Keep Your Product Roadmap Intact
Component availability can break a product line. We assess lifecycle risk, propose alternates, and plan redesign paths so your roadmap stays intact. For products expected to ship for five, ten, or twenty years—industrial controllers, medical instruments, defense subsystems, transportation modules—a single end-of-life notice on a critical IC can force an unplanned redesign that consumes engineering bandwidth and delays commitments to your customers.

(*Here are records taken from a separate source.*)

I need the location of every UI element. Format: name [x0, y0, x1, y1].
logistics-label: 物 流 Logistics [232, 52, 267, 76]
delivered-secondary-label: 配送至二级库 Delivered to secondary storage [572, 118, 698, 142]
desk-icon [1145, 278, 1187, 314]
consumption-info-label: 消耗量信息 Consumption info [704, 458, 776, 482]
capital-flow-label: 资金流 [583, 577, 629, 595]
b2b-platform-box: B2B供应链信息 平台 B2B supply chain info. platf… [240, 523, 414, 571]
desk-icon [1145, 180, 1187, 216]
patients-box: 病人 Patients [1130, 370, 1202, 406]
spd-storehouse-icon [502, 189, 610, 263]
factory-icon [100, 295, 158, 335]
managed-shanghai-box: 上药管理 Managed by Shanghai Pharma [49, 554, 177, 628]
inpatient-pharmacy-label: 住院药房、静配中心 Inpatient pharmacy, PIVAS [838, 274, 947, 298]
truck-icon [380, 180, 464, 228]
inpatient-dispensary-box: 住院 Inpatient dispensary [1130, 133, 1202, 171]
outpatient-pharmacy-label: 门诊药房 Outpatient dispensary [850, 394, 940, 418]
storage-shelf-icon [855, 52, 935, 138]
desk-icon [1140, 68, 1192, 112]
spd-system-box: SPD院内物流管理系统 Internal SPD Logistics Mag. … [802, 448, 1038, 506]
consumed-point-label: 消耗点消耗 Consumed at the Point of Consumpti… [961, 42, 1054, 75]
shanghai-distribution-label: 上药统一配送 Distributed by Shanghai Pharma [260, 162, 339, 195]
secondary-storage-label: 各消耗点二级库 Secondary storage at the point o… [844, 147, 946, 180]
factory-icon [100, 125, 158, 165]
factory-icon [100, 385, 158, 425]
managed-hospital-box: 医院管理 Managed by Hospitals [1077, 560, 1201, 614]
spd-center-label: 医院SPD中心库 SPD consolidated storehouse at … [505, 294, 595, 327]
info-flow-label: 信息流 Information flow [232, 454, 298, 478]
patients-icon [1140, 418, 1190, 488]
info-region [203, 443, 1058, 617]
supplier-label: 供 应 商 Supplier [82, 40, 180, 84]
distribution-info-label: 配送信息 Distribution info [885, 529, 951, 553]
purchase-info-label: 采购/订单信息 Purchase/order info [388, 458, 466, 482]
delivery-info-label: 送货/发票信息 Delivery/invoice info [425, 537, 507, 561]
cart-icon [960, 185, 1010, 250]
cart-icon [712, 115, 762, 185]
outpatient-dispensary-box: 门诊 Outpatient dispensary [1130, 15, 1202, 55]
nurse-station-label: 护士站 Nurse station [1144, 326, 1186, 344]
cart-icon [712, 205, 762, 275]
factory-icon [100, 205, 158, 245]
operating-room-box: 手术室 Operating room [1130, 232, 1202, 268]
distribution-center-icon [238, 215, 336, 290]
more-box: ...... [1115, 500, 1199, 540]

Our obsolescence management service provides structured, repeatable visibility into your BOM’s health and a concrete action plan for every at-risk component. We do not simply flag problems; we deliver prioritized recommendations with cost and schedule estimates so you can make informed decisions about last-time buys, alternate qualifications, and redesign timing.
BOM Health Scoring
We ingest your full bill of materials and assess every line item against current lifecycle data from manufacturer product change notifications, distributor databases (SiliconExpert, IHS Markit, Octopart), and direct manufacturer communications. Each component receives a health score based on its lifecycle status (active, NRND, last-time-buy, obsolete), the number of qualified sources, historical availability trends, current distributor stock depth, and its functional criticality to the design. The output is a ranked risk register that tells you exactly which components need attention now, which should be monitored, and which are stable. We present results in a format that engineering, procurement, and program management can each act on—a sortable spreadsheet with per-component scores, a summary dashboard with aggregate risk by subsystem, and a prioritized action list.
Alternates Strategy
When a component is at risk, the first question is whether a viable alternate exists. We conduct parametric searches across distributor and manufacturer databases to identify form-fit-function equivalents, pin-compatible alternatives from second sources, and functionally equivalent parts that may require minor schematic or layout modifications. Each candidate undergoes a documented parametric comparison covering electrical specifications (timing, drive strength, input thresholds, power consumption, operating temperature range), mechanical specifications (package dimensions, pin pitch, thermal pad), and environmental ratings. We classify each alternate by integration effort—drop-in replacement, minor BOM change, schematic modification required, or layout change required—so you can weigh the qualification cost against the risk of inaction. For critical components where no market alternate exists, we evaluate FPGA or ASIC consolidation paths, module-level substitutions, or architectural changes that eliminate the dependency entirely.
LTB Planning
A last-time-buy decision balances upfront procurement cost against projected demand, storage constraints, and the timeline for qualifying a replacement. We build LTB quantity models based on your production forecast, contractual delivery obligations, service and repair inventory requirements, and a safety margin for yield loss and demand variability. Storage considerations are factored in: moisture sensitivity level and dry-pack shelf life for semiconductors, solderability degradation timelines, and electrolytic capacitor aging. We then compare the total LTB cost (unit price at volume, warehousing, inspection upon use) against the cost and timeline of qualifying an alternate and executing a redesign now. The result is a clear recommendation—buy, redesign, or a hybrid approach where you secure a bridge quantity while the alternate qualification proceeds in parallel.
Redesign Scope Definition
When multiple components on a board are approaching end-of-life, or when available alternates require layout changes, a coordinated board revision is typically more cost-effective than serial component substitutions. We define the redesign scope by consolidating all pending component changes into a single revision, identifying opportunities to upgrade to current-generation parts with longer projected lifecycles, and introducing second-source options for every critical component to reduce future single-source exposure. The scope document includes a component change list with before/after part numbers, a schematic change summary, a layout impact assessment, a firmware change list (updated register maps, driver modifications), estimated engineering hours, and a preliminary schedule. This gives your program management team the information needed to budget and schedule the revision without ambiguity.